A lot of people have taken this post by Laurie Penny to be saying either that she thinks Game of Thrones endorses its setting, or that she thinks fantasy has some kind of obligation to present a vision of a better world than our own. But the last clause get’s to the more complicated point she’s actually making, and to what’s wrong with Game of Thrones. The problem with the show is that it assembles a bunch of fantasy cliches, many of them racist and sexist, and distances itself from them with a dash of simplistic cynicism (sometimes bad things happen to idealistic people!), which allows it to disavow these tropes while still relying on their narrative power. I don’t know what’s going to happen to Jon Snow or Daenerys, but they’re not going to die of dysentery surrounded by people who have know idea who they are, because, dramatically, that wouldn’t fit the heroic narrative the show depends on; the show continually comes up with some supposed “realpolitik” reason to prevent something unpleasant happening to a character we like. Now, I quite enjoy fantasy cliches and the show has some charismatic actors who manage to make the cliches compelling, but because the show relies on us being engaged by these tropes while disavowing this enjoyment, the racism and sexism it displays remains genuinely racist and sexist, and doesn’t manage to function as a critique.
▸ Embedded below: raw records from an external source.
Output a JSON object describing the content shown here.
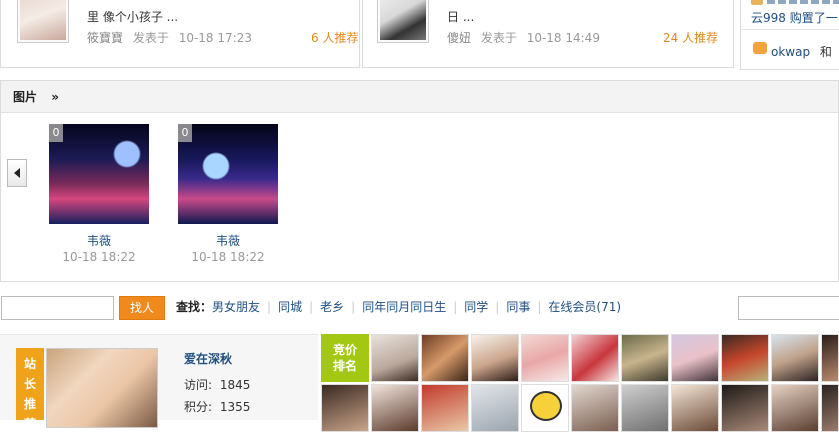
{
  "blogs": [
    {
      "text_line1": "里 像个小孩子 ...",
      "author": "筱寶寶",
      "posted_label": "发表于",
      "time": "10-18 17:23",
      "recommend": "6 人推荐"
    },
    {
      "text_line1": "日 ...",
      "author": "傻妞",
      "posted_label": "发表于",
      "time": "10-18 14:49",
      "recommend": "24 人推荐"
    }
  ],
  "side": {
    "line1": "云998 购置了一",
    "line2_name": "okwap",
    "line2_rest": "和"
  },
  "photos_section": {
    "title": "图片",
    "more": "»",
    "items": [
      {
        "count": "0",
        "caption": "韦薇",
        "time": "10-18 18:22"
      },
      {
        "count": "0",
        "caption": "韦薇",
        "time": "10-18 18:22"
      }
    ]
  },
  "search": {
    "button": "找人",
    "find_label": "查找：",
    "links": [
      "男女朋友",
      "同城",
      "老乡",
      "同年同月同日生",
      "同学",
      "同事",
      "在线会员(71)"
    ]
  },
  "featured": {
    "ribbon": [
      "站",
      "长",
      "推",
      "荐"
    ],
    "name": "爱在深秋",
    "visits_label": "访问:",
    "visits": "1845",
    "points_label": "积分:",
    "points": "1355"
  },
  "rank_badge": {
    "line1": "竞价",
    "line2": "排名"
  }
}
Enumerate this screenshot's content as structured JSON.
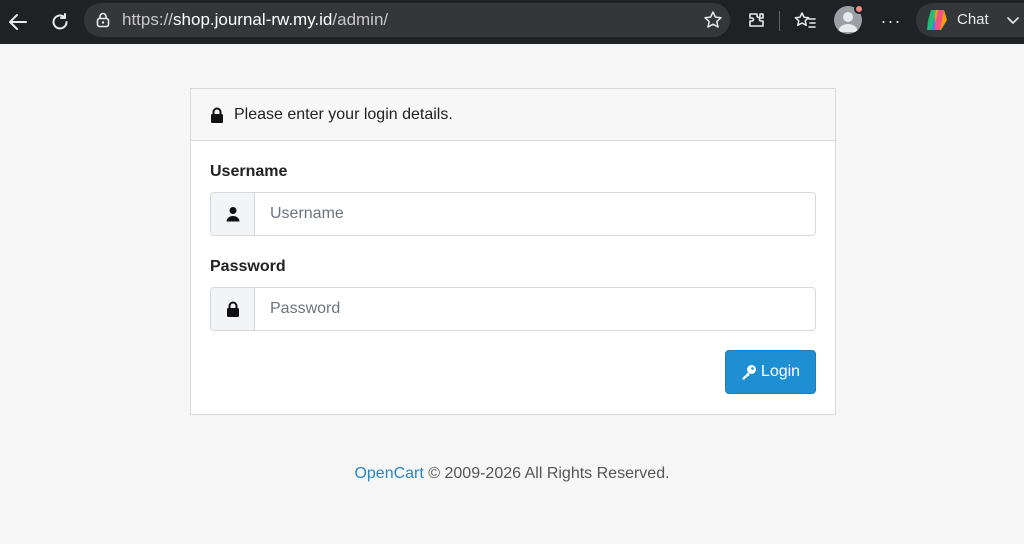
{
  "browser": {
    "url_scheme": "https://",
    "url_host": "shop.journal-rw.my.id",
    "url_path": "/admin/",
    "chat_label": "Chat",
    "more_label": "···"
  },
  "login": {
    "header_text": "Please enter your login details.",
    "username_label": "Username",
    "username_placeholder": "Username",
    "username_value": "",
    "password_label": "Password",
    "password_placeholder": "Password",
    "password_value": "",
    "login_button_label": "Login"
  },
  "footer": {
    "brand_link": "OpenCart",
    "copyright": " © 2009-2026 All Rights Reserved."
  },
  "colors": {
    "primary": "#1f8fd4",
    "link": "#2a86c8",
    "page_bg": "#f6f6f6",
    "chrome_bg": "#202124"
  }
}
Veep: Season One | TV Review | Slant Magazine→
05/12/12
Veep feels weirdly outdated, tired, and tiring. Politicians are lecherous, incompetent, irascible, and vain. Laws are filled with cheap, self-negating compromises. Leaders put on a politically correct face in public, but—get this—it’s only an act! Veep chugs along powered by such an elaborate, rapid-fire complex of clichés, received ideas, and commonplaces that even the most obvious of these shared secrets soon begin to feel false.
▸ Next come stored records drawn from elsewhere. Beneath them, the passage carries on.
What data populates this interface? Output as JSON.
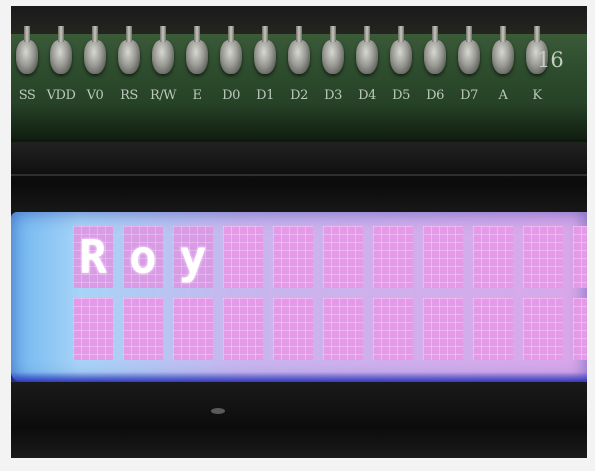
{
  "pcb": {
    "pin_labels": [
      "SS",
      "VDD",
      "V0",
      "RS",
      "R/W",
      "E",
      "D0",
      "D1",
      "D2",
      "D3",
      "D4",
      "D5",
      "D6",
      "D7",
      "A",
      "K"
    ],
    "pin_number": "16"
  },
  "lcd": {
    "row1": [
      "R",
      "o",
      "y",
      "",
      "",
      "",
      "",
      "",
      "",
      "",
      "",
      ""
    ],
    "row2": [
      "",
      "",
      "",
      "",
      "",
      "",
      "",
      "",
      "",
      "",
      "",
      ""
    ],
    "backlight_color": "#d9a7ea",
    "text_color": "#ffffff"
  }
}
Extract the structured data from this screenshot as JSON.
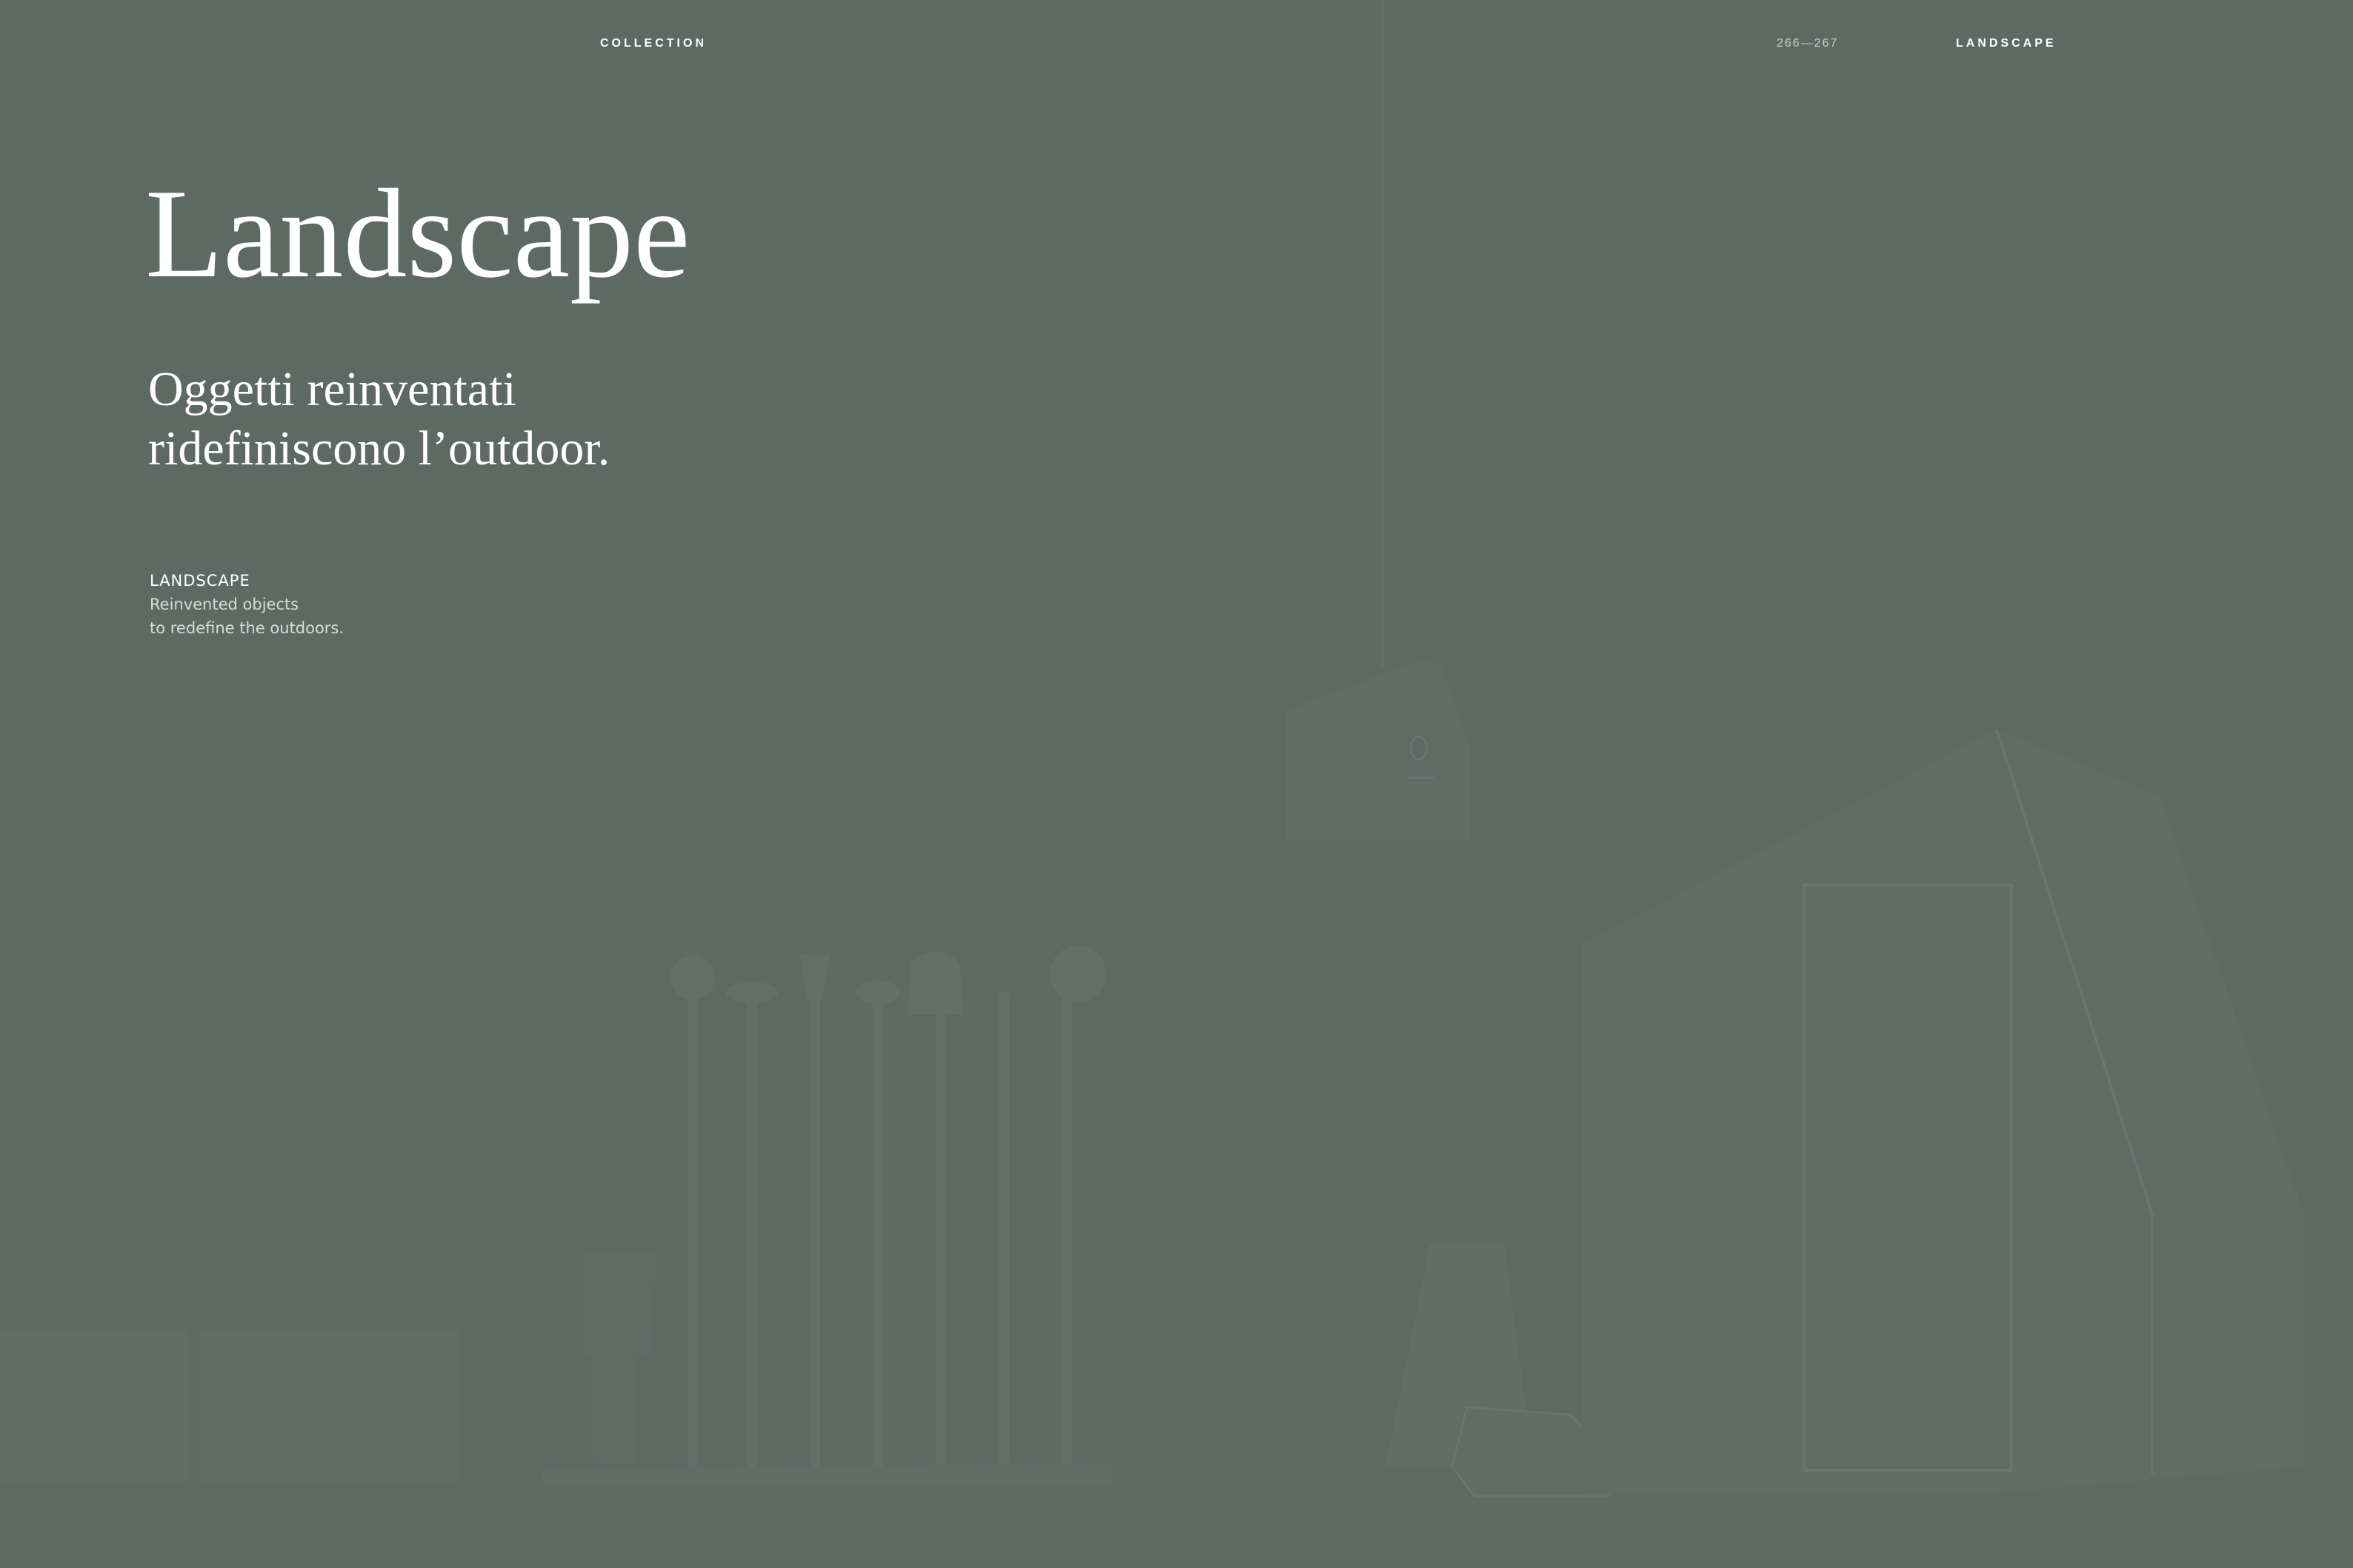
{
  "header": {
    "section_left": "COLLECTION",
    "pages": "266—267",
    "section_right": "LANDSCAPE"
  },
  "main": {
    "title": "Landscape",
    "subtitle_lines": [
      "Oggetti reinventati",
      "ridefiniscono l’outdoor."
    ],
    "caption": {
      "heading": "LANDSCAPE",
      "lines": [
        "Reinvented objects",
        "to redefine the outdoors."
      ]
    }
  },
  "colors": {
    "background": "#5d6a64",
    "text": "#ffffff"
  },
  "icons": [
    "birdhouse-illustration",
    "garden-tools-illustration",
    "shed-illustration",
    "lamp-illustration",
    "bench-illustration"
  ]
}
Although I disagree that Veep isn’t funny, I think this criticism of its reliance on cynical clichés rather than specific satire is interesting (particularly as I hate the trite pseudo-cynicism of a lot of current TV shows, from Glee to Archer). It’s particularly interesting in comparison with the British show on which Veep is based, The Thick of It, which is one of the most precise pieces of satire I’ve ever seen. The Thick of It has some nice little details about the UK government (which I particularly appreciated as I was working for the civil service when the show first aired), but more importantly it is satirical in its form. The obsession with language, the rapid-fire banter as form of positioning and control over message works very specifically as a criticism of New Labour, and the spin-off film In the Loop makes really clear the murderous consequences of this obsession with spin. I’m trying to think what an analogous formal satire of US politics would look like, and whether Veep embodies it. Arguably, the pathology of the Obama administration isn’t spin but wonkishness, a kind of half-smart political science student belief in the superiority of policy over politics, and we really don’t see that in Veep.
02/05/12
You know how according to the previews every episode of House is the most SHOCKING episode EVER? It occurs to me that Gossip Girl has actually been following a policy of making each episode less shocking than the last. Not in the sense of the diminishing returns of repeatedly attempting to be shocking, but by actually continually dialing down the scandal and reducing the stakes. Aside from being set in high school where social ostracism and meanness can have a pretty big effect on your life, the early episodes presented the Upper East Side as a debuached world where one constantly risked rape, drug overdose, or imprisonment; now, the main risk seems to be that if Dan is seen to be dating Serena, his publishers may not take seriously his literary pretensions. Following the usual TV pattern for the escalation of debauchery and danger, by this point we should be seeing Georgina Sparks as some kind of fascist science villain constantly launching zeppelin attacks on Manhattan from her Salo-esque seraglio. Which is a show I would watch.
k-punk: Postcolonial melancholia and all that→
07/06/10
…the X-Factor and Britain’s Got Talent - which, in the spirit of Jameson’s “Wal-Mart as Utopia” we need to learn from.
This aside from k-punk is surely correct, although what exactly we can learn from them isn’t at all clear to me.